Environment Canada has released its temperature and precipitation data for October and it showed the month was drier and milder than normal in the province.  

Danielle Dejardins, an Environment Canada meteorologist says that here in Moose Jaw in terms of temperature we were among the trendsetters in the province.  

“The monthly mean temperature ended up at 6.6 degrees and the normal is 5.6, so one degree above normal for the month of October,” says Dejardins.  

Moose Jaw wasn’t the only location that was above their temperature normal.  

“It looks like everybody was above whether it was one degree or I’m seeing as high as four degrees above average. It was definitely a very mild October and a warm start to fall essentially.” 

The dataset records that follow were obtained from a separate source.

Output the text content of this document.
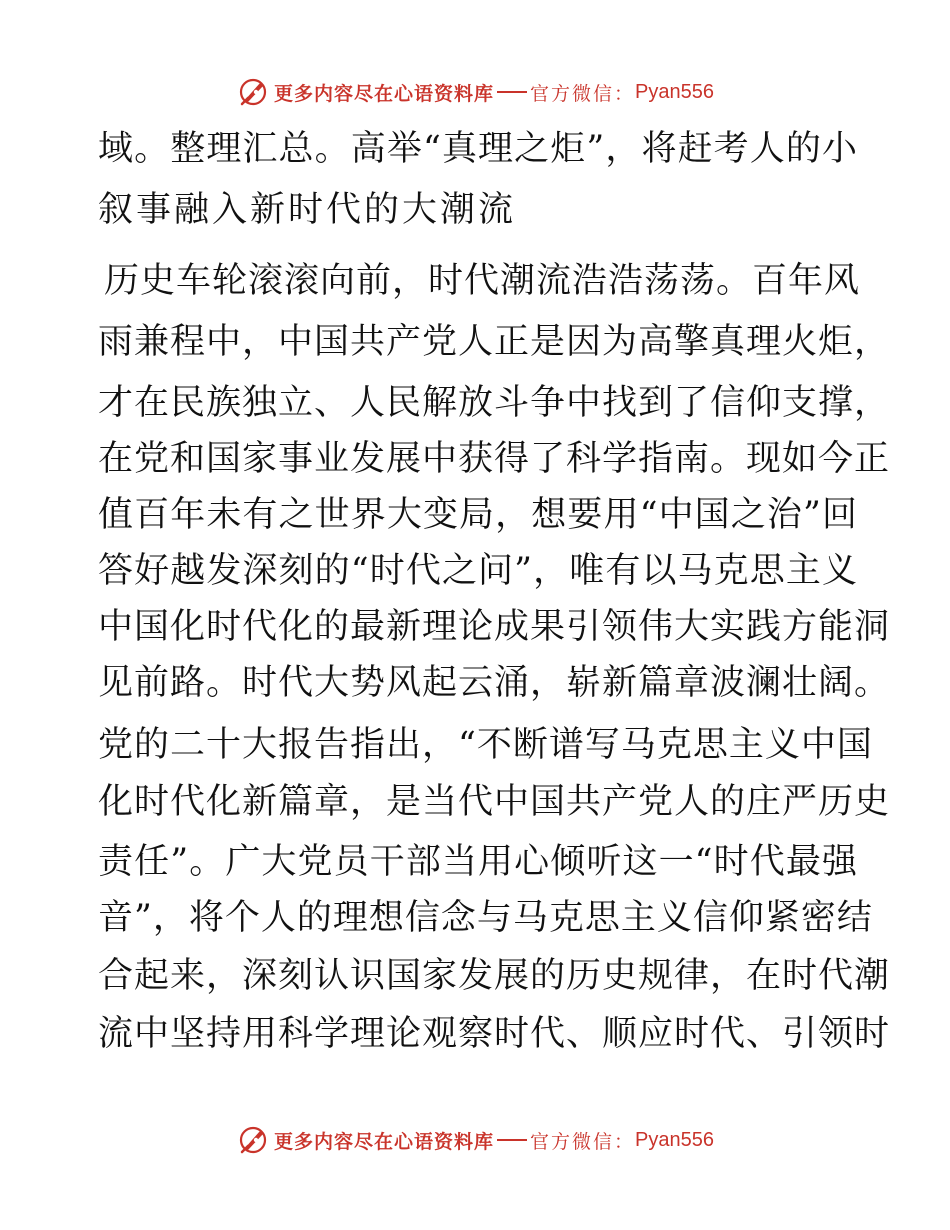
更多内容尽在心语资料库 官方微信： Pyan556
域。整理汇总。高举“真理之炬”，将赶考人的小
叙事融入新时代的大潮流
历史车轮滚滚向前，时代潮流浩浩荡荡。百年风
雨兼程中，中国共产党人正是因为高擎真理火炬，
才在民族独立、人民解放斗争中找到了信仰支撑，
在党和国家事业发展中获得了科学指南。现如今正
值百年未有之世界大变局，想要用“中国之治”回
答好越发深刻的“时代之问”，唯有以马克思主义
中国化时代化的最新理论成果引领伟大实践方能洞
见前路。时代大势风起云涌，崭新篇章波澜壮阔。
党的二十大报告指出，“不断谱写马克思主义中国
化时代化新篇章，是当代中国共产党人的庄严历史
责任”。广大党员干部当用心倾听这一“时代最强
音”，将个人的理想信念与马克思主义信仰紧密结
合起来，深刻认识国家发展的历史规律，在时代潮
流中坚持用科学理论观察时代、顺应时代、引领时
更多内容尽在心语资料库 官方微信： Pyan556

The biggest trendsetter was La Ronge as they came in four degrees above their 2.3-degree normal, which was their warmest October on record in 57 years of data. Our friends to the west in Swift Current were 2.3 degrees above normal, and to the east Regina was 1.5 degrees warmer than their average.  

Due to the milder October precipitation amounts were significantly below average for the province. A late October snowfall that brought 25 to 40 centimetres of snow actually left Moose Jaw above average for precipitation in October.  

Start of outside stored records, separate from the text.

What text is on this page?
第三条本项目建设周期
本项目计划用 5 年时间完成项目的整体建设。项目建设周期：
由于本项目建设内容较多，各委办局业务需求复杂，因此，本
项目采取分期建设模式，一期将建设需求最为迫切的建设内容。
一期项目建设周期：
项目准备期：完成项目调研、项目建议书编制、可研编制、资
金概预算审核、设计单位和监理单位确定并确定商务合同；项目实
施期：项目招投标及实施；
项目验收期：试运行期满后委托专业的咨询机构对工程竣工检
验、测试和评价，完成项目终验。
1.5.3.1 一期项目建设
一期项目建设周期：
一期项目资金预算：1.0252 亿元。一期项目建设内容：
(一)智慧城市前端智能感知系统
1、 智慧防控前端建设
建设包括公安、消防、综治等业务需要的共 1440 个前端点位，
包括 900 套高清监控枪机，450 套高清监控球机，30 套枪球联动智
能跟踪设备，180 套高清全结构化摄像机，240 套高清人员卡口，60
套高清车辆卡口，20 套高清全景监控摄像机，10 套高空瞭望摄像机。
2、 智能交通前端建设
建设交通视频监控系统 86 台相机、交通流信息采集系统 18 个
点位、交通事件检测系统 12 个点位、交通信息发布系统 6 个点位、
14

“The average monthly in October is 25.1 mm and the normal is 20.6 mm, so it was slightly above average, but I would say given that precipitation can range so widely Moose Jaw’s pretty much right near the average for October precipitation.” 

Moose Jaw saw 122 per cent of its normal precipitation amounts for October.  

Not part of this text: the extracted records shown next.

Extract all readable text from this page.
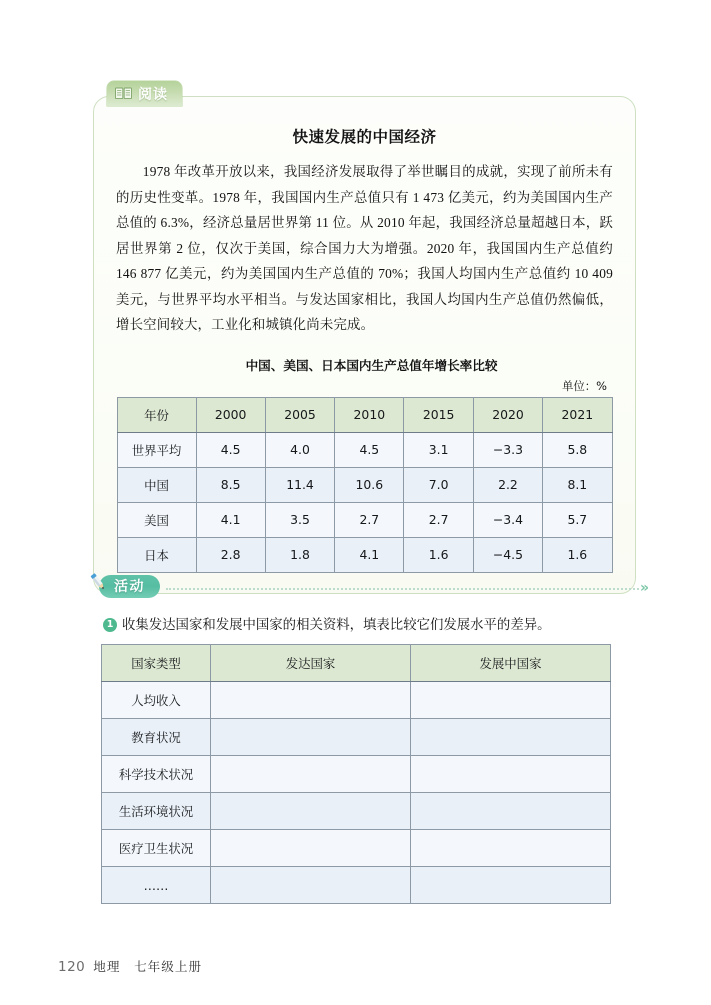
阅读
快速发展的中国经济
1978 年改革开放以来，我国经济发展取得了举世瞩目的成就，实现了前所未有的历史性变革。1978 年，我国国内生产总值只有 1 473 亿美元，约为美国国内生产总值的 6.3%，经济总量居世界第 11 位。从 2010 年起，我国经济总量超越日本，跃居世界第 2 位，仅次于美国，综合国力大为增强。2020 年，我国国内生产总值约 146 877 亿美元，约为美国国内生产总值的 70%；我国人均国内生产总值约 10 409 美元，与世界平均水平相当。与发达国家相比，我国人均国内生产总值仍然偏低，增长空间较大，工业化和城镇化尚未完成。
中国、美国、日本国内生产总值年增长率比较
单位：%
年份	2000	2005	2010	2015	2020	2021
世界平均	4.5	4.0	4.5	3.1	−3.3	5.8
中国	8.5	11.4	10.6	7.0	2.2	8.1
美国	4.1	3.5	2.7	2.7	−3.4	5.7
日本	2.8	1.8	4.1	1.6	−4.5	1.6
活动	»
1 收集发达国家和发展中国家的相关资料，填表比较它们发展水平的差异。
国家类型	发达国家	发展中国家
人均收入		
教育状况		
科学技术状况		
生活环境状况		
医疗卫生状况		
……		
120 地理　七年级上册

La Ronge came in as the driest place in Saskatchewan, only seeing 3.3 millimetres of precipitation in October, which was the lowest precipitation amount seen in October in 56 years of data.  

Swift Current had 16.7 mm fall in October, which equalled 92 per cent of the normal, while Regina saw 23.1 mm, just below their 24.5 mm average.  

Dejardins says that this mild weather seen in October across the province isn’t unusual.  

“We do some of the fall months especially October with the thunderstorms season winding down and more of the cold air coming in so we do tend to see overall a drier month in October as the season changes.”